A aprendizagem não é apenas um ato de receção e reprodução. A aprendizagem pressupõe apropriação, interpretação e transformação da informação à sua própria maneira, tornando-a disponível a ser usada com sucesso na sua vida. É um processo … que muitas vezes descuramos, apressamos, desvalorizamos. Afinal, também nós tendemos a ir diretos ao resultado imediato e mais fácil.
Em casa ou na escola, ensinar a pensar começa desde que a criança nasce, começa por a ajudar a pensar sobre as suas emoções, a conviver com elas e a agir sobre elas.
Por isso, ensinar a pensar é também desacelerar e saber esperar.
Ensinar a pensar é saber que cada criança é única e que não há crianças iguais. Todas as crianças são importantes da forma que são, o que sente é importante e o que pensa sobre o que sente também é importante.
Ensinar a pensar é facilitar o processo de descoberta e de experimentação, sem apressar a conclusão.
Ensinar a pensar é estimular a participação e ajudar a clarificar cada passo do processo de reflexão, sem saltar etapas.
Ensinar a pensar é questionar em vez de responder, ouvir em vez de sugerir.
Ensinar a pensar é valorizar as propostas, aceitar as sugestões e promover a argumentação.
Ensinar a pensar é dar largas à imaginação, sonhar e inventar de forma divertida.
Ensinar a pensar é promover o trabalho de colaboração e em equipa, afinal “várias cabeças pensam melhor que uma”.
Ensinar a pensar é estimular o diálogo, procurando e explorando diferentes pontos de vista.
Ensinar a pensar é incentivar a reflexão, a análise antecipada de consequências e a tomada de decisão autodeterminada e segura.
Ensinar a pensar é respeitar o ritmo de aprendizagem de cada criança, ressignificando os erros, auxiliando na gestão da frustração e encorajando a persistência.

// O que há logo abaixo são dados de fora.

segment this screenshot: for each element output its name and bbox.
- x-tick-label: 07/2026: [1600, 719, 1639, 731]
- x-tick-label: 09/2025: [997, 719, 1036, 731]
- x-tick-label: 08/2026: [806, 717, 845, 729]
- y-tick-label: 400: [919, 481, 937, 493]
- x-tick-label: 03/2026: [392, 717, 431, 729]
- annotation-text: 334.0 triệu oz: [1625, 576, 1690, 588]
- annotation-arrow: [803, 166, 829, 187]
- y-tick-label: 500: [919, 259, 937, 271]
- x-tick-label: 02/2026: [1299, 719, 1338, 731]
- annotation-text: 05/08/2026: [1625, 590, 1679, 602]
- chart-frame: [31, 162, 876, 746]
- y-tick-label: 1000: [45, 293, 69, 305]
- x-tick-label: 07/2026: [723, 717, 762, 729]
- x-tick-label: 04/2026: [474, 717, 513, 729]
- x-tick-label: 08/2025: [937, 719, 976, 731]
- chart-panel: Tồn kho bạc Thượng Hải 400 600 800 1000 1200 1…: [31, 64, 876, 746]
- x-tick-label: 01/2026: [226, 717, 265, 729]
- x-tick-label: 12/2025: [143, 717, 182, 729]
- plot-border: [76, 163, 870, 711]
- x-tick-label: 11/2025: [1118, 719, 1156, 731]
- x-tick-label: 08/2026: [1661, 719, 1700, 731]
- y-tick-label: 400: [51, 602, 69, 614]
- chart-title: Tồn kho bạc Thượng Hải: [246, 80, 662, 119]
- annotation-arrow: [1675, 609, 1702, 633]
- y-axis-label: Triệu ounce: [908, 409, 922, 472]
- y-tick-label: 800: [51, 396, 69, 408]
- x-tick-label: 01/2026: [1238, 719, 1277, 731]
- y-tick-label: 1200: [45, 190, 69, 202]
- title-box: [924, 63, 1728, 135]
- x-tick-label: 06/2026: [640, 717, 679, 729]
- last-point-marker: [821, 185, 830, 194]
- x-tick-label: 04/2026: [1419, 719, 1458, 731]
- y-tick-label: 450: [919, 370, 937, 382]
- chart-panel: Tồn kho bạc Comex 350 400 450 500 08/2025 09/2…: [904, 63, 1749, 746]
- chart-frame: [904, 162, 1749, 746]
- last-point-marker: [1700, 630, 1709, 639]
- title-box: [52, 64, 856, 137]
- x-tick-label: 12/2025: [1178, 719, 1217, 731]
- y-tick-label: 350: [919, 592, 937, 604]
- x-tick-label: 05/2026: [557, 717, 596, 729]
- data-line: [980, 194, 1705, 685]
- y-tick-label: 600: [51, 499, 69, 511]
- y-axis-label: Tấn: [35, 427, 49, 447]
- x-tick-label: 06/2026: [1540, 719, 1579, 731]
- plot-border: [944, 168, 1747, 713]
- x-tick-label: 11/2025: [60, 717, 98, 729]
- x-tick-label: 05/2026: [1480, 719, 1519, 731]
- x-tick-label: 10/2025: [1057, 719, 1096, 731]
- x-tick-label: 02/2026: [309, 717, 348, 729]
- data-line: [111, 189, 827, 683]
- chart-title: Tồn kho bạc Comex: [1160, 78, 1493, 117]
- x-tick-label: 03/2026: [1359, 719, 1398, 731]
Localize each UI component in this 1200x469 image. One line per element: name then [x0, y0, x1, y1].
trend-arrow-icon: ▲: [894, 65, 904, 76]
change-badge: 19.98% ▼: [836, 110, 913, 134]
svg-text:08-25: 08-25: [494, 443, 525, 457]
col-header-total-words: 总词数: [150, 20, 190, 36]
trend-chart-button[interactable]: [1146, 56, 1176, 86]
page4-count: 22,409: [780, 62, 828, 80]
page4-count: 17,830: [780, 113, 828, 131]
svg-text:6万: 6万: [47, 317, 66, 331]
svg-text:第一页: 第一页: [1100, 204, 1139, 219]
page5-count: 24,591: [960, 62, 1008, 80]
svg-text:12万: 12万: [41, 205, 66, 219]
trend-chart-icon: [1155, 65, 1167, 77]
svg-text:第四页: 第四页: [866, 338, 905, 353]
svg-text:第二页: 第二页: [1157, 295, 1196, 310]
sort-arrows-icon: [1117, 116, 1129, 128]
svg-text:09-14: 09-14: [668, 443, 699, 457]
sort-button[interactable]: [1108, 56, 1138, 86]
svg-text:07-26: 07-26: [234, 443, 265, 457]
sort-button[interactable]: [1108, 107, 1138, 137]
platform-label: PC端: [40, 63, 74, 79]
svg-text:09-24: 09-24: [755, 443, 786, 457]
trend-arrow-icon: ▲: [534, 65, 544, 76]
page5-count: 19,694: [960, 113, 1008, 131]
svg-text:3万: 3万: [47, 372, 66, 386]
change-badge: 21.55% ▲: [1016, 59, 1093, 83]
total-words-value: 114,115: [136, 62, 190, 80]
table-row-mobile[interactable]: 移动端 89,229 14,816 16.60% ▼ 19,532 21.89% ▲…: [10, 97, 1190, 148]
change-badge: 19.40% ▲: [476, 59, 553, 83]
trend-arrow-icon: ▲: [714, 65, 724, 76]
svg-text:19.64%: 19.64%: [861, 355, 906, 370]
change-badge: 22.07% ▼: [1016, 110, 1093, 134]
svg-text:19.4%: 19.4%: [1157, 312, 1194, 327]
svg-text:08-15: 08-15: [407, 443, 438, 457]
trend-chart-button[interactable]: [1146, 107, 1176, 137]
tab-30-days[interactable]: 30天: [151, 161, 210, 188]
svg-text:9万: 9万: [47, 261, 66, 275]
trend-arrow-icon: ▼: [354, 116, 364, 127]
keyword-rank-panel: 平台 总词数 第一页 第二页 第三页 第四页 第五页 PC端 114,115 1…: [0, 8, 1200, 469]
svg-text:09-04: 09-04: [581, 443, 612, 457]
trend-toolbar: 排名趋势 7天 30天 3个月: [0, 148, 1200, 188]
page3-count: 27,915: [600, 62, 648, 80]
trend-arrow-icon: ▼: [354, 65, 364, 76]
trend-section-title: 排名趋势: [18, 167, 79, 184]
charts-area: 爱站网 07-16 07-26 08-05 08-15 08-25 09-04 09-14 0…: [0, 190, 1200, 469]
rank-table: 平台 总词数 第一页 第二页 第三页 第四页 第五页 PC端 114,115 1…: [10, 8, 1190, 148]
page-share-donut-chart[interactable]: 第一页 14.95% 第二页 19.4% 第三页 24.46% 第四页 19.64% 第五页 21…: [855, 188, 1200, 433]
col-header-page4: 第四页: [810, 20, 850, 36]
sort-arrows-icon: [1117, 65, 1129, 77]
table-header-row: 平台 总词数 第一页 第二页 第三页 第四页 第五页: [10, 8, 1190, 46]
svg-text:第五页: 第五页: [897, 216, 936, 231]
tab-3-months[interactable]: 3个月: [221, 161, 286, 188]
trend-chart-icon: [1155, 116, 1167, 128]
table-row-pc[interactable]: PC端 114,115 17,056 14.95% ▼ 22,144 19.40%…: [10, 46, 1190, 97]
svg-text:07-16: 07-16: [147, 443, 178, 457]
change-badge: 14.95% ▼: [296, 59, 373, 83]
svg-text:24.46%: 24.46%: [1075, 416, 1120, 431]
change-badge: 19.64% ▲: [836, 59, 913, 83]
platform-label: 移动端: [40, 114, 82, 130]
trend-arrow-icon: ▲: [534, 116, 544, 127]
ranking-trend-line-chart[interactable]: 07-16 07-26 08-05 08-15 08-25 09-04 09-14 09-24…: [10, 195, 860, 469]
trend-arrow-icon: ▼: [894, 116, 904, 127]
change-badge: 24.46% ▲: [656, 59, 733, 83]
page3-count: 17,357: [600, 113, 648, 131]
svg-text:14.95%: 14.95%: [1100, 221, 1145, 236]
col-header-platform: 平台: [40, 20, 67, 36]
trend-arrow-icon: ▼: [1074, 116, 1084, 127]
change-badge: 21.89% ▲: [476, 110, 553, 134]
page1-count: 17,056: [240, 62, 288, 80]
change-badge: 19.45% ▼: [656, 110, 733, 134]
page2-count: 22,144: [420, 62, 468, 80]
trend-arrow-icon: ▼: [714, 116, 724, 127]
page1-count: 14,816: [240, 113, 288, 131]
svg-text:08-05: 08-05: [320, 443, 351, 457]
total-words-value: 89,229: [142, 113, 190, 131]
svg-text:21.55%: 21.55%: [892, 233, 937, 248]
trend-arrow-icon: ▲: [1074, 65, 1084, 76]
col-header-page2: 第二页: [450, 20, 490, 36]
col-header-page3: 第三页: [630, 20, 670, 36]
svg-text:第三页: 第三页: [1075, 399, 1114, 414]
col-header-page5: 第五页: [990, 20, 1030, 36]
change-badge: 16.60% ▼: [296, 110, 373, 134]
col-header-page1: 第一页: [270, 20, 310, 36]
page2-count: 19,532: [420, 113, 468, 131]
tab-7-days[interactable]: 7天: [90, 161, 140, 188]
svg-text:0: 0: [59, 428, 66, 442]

Ensinar a pensar é estimular a curiosidade, a criatividade, a vontade de descobrir e o gosto de aprender coisas novas.
Ensinar a pensar é saber que respeitar cada passo do entendimento abre um caminho cerebral que, reforçado, se transforma numa autoestrada de pensamento.
Ensinar a pensar é formar pessoas capazes, responsáveis, autónomas e livres.
Mas para isso não podemos ter pressa, querer que todos aprendam ao mesmo ritmo e da mesma forma, e ter hoje os resultados que naturalmente, só surgirão amanhã.
A educação do século XXI necessita ir além da memorização de conhecimento. Hoje em dia existe tanta informação disponível que a capacidade de pensar criticamente se tornou uma ferramenta indispensável para fazer face aos desafios da sociedade atual. A escola e a família estão atualmente a ser chamadas para exercer um novo papel – ENSINAR A PENSAR.
Ser capaz de recolher informação, analisá-la criticamente, resolver problemas e tomar boas decisões são habilidades essenciais já nos dias de hoje. Quando as nossas crianças forem adultas, e para que possam verdadeiramente ser os protagonistas do papel principal das suas vidas, estas habilidades serão certamente ainda mais requeridas.
Já dizia Jean Piaget, o principal objetivo da educação é criar pessoas capazes de fazer coisas novas e não simplesmente repetir o que outras gerações fizeram…
A capacidade de pensar e de se autodeterminar é o melhor presente educativo que hoje podemos oferecer às nossas crianças, adultos de amanhã.
Honestamente, já pensaram seriamente sobre isto?